Sobre esse ponto, Barroso reafirmou o princípio constitucional da liberdade religiosa, facultando aos indígenas o poder da escolha se querem ou não a permanência das igrejas, templos, etc. No entanto, fez questão de frisar a "proteção aos locais de culto".

Nesse sentido, o trabalho das agências missionárias fundamentalistas, que praticam o proselitismo, segue sendo proibido nas terras indígenas, conforme portaria da Funai que expulsou missões internacionais que tentam evangelizar povos e traduzir a bíblia.

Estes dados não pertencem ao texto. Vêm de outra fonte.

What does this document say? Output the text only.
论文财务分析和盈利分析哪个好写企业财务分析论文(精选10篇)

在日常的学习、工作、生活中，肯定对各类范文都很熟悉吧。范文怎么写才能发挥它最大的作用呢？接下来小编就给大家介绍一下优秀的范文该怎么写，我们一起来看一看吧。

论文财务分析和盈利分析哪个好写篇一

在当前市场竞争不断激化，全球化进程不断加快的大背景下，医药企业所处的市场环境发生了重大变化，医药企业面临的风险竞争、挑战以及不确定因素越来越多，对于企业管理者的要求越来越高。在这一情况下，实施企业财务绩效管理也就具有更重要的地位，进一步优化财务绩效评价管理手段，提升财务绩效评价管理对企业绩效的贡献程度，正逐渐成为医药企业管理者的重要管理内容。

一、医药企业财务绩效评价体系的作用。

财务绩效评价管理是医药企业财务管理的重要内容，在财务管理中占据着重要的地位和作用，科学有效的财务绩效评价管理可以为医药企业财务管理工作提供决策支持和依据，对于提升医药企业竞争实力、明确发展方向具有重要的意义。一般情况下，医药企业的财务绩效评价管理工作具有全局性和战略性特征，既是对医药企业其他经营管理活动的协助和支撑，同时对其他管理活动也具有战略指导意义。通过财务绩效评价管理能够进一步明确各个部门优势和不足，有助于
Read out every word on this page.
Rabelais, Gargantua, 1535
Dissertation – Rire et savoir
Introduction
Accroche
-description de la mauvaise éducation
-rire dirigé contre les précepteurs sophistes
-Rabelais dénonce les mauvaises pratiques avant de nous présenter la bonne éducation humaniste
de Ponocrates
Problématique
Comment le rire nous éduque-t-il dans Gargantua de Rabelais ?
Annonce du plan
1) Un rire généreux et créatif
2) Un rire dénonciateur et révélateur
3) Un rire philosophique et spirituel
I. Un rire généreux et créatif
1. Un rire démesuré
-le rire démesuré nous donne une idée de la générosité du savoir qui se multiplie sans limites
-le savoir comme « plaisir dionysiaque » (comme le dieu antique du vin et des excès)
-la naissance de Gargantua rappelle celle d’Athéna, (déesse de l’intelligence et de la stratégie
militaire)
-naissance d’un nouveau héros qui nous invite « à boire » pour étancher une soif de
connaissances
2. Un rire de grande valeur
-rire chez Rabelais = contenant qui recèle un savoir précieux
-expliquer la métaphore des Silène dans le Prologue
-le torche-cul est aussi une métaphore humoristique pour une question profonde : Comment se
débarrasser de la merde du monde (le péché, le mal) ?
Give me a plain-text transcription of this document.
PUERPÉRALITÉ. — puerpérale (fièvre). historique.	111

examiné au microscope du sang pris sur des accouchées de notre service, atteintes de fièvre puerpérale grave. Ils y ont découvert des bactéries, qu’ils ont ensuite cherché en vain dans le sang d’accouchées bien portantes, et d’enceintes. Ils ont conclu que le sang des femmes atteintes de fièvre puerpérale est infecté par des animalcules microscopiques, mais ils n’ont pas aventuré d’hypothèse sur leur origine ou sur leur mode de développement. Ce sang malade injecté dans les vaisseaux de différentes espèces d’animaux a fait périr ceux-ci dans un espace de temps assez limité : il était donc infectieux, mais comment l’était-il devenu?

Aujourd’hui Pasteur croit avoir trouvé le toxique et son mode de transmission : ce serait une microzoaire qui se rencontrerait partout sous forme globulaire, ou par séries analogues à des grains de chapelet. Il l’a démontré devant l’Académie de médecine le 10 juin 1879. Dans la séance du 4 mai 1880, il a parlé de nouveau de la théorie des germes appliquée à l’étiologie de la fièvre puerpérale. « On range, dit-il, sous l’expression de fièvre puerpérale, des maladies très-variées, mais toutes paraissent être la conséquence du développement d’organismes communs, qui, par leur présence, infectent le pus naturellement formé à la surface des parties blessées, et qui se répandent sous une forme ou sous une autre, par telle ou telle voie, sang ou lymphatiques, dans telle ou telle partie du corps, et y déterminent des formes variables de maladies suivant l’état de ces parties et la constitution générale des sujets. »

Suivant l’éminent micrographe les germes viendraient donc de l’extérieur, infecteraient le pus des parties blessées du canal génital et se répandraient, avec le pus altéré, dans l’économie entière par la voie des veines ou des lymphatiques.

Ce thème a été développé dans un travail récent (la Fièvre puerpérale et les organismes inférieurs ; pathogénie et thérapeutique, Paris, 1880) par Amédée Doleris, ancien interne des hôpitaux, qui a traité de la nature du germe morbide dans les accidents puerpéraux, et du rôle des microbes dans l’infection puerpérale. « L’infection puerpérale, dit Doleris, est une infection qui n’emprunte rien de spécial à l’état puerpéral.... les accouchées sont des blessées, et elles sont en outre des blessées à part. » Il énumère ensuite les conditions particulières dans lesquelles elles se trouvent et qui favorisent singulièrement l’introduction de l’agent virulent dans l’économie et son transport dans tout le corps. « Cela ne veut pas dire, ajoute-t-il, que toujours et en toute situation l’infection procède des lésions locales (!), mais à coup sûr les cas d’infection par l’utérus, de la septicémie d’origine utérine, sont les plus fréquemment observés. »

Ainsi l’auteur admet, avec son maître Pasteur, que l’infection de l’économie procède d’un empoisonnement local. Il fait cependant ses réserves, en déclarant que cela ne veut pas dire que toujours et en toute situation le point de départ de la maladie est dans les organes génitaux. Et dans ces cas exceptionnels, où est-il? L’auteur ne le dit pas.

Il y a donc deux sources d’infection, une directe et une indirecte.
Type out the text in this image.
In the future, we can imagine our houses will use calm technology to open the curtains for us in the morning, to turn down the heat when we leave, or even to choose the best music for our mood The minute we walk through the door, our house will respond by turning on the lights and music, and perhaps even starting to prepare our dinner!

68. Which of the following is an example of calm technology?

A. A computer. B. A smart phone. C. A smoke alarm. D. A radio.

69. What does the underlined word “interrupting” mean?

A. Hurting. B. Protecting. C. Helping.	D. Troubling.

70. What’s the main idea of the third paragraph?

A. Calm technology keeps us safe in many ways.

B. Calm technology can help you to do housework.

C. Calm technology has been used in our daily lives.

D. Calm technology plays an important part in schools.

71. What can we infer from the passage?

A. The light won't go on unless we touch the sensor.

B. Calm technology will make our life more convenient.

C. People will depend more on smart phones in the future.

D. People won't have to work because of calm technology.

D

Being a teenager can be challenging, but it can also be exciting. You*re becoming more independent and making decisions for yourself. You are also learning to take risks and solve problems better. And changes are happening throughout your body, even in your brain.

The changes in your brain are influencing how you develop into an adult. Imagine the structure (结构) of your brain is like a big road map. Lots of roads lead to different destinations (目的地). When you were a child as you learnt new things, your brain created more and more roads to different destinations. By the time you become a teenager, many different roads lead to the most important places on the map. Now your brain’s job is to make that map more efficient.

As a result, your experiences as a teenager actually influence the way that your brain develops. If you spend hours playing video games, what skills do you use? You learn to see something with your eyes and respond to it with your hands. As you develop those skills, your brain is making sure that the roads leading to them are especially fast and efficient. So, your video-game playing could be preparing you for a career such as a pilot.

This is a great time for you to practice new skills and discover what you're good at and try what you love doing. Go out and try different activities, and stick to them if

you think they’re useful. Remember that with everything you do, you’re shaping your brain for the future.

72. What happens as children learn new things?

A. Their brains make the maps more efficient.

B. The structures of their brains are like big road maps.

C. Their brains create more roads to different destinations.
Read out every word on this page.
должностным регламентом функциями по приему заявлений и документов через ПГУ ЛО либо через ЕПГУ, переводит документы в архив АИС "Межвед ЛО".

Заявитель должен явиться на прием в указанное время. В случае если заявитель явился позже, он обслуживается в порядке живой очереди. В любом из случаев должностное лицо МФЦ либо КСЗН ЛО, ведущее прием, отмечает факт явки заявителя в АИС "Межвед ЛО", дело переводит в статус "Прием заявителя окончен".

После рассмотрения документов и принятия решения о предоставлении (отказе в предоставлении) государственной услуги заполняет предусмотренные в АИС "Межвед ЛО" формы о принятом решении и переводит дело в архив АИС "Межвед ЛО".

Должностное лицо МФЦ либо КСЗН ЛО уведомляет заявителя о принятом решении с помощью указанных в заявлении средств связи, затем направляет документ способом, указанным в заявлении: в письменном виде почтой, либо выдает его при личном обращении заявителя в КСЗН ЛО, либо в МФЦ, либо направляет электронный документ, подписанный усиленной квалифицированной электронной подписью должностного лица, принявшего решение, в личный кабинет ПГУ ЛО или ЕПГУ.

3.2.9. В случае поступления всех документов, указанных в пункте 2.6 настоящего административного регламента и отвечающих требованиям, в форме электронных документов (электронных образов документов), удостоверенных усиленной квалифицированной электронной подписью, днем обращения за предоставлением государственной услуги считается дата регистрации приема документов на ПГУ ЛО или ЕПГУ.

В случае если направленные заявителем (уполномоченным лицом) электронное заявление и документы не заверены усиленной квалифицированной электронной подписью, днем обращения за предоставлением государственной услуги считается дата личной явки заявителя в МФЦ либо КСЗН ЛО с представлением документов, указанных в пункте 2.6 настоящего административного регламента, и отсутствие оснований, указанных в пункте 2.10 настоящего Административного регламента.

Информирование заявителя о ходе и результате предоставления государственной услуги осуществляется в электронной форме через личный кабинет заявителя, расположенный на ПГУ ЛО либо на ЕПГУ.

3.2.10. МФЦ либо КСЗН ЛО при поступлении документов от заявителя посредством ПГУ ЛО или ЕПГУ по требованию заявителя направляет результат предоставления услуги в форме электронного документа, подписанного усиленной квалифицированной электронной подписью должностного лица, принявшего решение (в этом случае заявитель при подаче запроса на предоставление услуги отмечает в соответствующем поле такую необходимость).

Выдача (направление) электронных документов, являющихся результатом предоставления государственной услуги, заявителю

Essas atividades continuam sendo consideradas contrárias a lei. Isso não significa que os povos indígenas não possam praticar diferentes religiões que as suas tradicionais.

Mas invadir terras indígenas para converter os povos que lá habitam permanece sendo considerado uma afronta à proteção aos locais de culto.

As almas indígenas, conforme publiquei aqui no blog, em seus locais de culto que são os territórios tradicionais, devem continuar protegidas pelo Estado da sanha fundamentalista.

No julgamento, após terem sido tomadas as decisões centrais, os ministros que aparentemente teriam opinião diversa passaram a oferecer um debate raso, permeado de preconceito e discriminação aos povos indígenas.

[Gilmar] Mendes, [à direita, com Marco Aurélio Mello] que possui fazendas no Mato Grosso, chegou a citar uma reportagem preconceituosa da revista Veja, [VEJA - Edição 2091 - 17 de dezembro de 2008] como é a tônica da publicação, contrária aos índios da Raposa Serra do Sol.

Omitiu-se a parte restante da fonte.